In recent years, after leaving the clubhouse polls at the county golf course, I have had a strange compulsion to find a hot shower, a Brillo pad, and a bar of Lava just to cleanse the awfulness off me. Why is that? Being brought up during a time when we were taught that voting was a steadfast, and intricate part of being an American citizen, we later learned that maybe a little under half of that concept was real. It is something that many of us have wondered about for years. Don’t get me wrong; I am no frothing, political scholar. What I learned in Political Science classes was enough to show me that politics is a sick deal. In many cases, being junked up on politics employs the same compulsions and motives most drug addicts exert. Even as the addiction drains them of all their nutrients, and ‘deranges” their mind, they still buy the cheap shit. Why do some of us feel poorly during that election time of year? Is it because cynicism that has been built up to the level where being cynical is a wonderful form of realism? Expect the lower form of a result and never be disappointed? Waiting for a heavy-handed response to a situation that could have been handled more diplomatically? Or God forbid applying some rational thought?
Maybe the answer could be a trepidation that some voters face as to whether they are making the right choice? It happens. The phenomenon could be compared to stage fright. “Don’t fuck up, don’t fuck up, don’t fuck up.” Then invariably as they leave, they are thinking, “Oh God, I fucked up.” Sometimes their horse does not place, and those with most of the bets collapse in the parking lot. Their identities dispersed.
The circus is coming back around this year. Some of us have backstage passes. We know where the handlers of the donkeys and the elephants stack their excrement. Mostly in the places where a percentage of voters decide to lay their blankets down for a picnic. The Big Top is now also the “freakshow.” On one side we have the Human Pile of Goo, The Iron Box Former Attorney General, OOH RAH!, Fuzzy Boo the Master of Furniture Frottage, and the Ku Klux Klowns. On the other side, Schumer The Ugh, The Living Dork Newsome, and a collective of liberal fire spitters, they don’t swallow the flame. It’s too hot. Then they all halt the show to implore parts of the audience to come “fill in” for a few minutes and then charge them all admittance back into their seats. Folks love insipid participation.
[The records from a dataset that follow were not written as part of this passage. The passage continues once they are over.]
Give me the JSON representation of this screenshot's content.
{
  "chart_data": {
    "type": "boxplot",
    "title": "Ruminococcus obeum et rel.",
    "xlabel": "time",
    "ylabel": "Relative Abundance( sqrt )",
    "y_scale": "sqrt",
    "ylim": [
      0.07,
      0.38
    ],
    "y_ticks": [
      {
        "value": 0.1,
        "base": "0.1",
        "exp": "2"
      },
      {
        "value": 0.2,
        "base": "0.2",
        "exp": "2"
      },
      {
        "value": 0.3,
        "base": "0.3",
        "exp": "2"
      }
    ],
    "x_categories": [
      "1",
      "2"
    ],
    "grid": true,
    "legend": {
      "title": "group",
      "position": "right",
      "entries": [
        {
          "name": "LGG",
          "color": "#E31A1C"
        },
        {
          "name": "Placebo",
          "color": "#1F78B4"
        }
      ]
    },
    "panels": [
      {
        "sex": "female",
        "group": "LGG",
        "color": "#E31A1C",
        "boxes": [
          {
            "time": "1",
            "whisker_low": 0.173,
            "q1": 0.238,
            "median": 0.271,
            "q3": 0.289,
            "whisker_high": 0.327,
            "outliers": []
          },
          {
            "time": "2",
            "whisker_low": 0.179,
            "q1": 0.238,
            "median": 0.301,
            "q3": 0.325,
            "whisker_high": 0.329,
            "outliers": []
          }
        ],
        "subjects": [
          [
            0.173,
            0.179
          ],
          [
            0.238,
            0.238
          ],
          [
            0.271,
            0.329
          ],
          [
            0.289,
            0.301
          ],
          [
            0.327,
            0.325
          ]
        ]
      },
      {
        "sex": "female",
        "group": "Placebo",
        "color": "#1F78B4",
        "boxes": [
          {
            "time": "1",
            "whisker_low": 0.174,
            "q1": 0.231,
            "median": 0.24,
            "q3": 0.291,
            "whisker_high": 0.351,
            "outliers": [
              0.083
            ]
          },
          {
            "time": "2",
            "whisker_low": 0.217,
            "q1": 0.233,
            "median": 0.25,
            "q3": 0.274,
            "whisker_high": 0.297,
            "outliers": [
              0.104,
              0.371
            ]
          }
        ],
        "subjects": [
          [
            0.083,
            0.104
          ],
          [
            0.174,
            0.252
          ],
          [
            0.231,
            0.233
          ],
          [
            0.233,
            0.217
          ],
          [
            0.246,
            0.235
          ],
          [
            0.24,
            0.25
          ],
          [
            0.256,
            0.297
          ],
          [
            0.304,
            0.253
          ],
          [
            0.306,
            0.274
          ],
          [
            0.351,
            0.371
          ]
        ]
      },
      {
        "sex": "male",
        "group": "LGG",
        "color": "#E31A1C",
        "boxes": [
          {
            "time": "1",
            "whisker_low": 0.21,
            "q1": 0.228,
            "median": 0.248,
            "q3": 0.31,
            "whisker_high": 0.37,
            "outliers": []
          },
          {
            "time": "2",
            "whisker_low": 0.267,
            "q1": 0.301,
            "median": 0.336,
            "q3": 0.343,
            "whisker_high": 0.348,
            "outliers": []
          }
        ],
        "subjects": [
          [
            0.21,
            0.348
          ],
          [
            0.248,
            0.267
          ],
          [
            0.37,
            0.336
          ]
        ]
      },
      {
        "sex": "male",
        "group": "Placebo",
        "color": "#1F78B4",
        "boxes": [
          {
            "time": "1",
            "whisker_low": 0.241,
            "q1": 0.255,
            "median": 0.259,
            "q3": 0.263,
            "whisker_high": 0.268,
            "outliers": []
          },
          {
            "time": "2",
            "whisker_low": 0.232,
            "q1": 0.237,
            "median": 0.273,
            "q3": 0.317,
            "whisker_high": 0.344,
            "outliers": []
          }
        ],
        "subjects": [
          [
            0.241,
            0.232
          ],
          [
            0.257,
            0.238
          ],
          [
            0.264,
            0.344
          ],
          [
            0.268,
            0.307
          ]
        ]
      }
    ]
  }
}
That could be a new way of looking at the entire process. Realizing that it is all a show, and they’ll put it on as long as there is an audience. Elections can dazzle and enthrall. Much like the circus, there are many kinds of animals doing tricks. In this Democracy, we still vote for our animals and then are presented with another prize pig wearing makeup. This isn’t so much of a lecture as it is an observation. An observation that accounts for accepting our own reflection and why it may hurt our tummies. – Doc.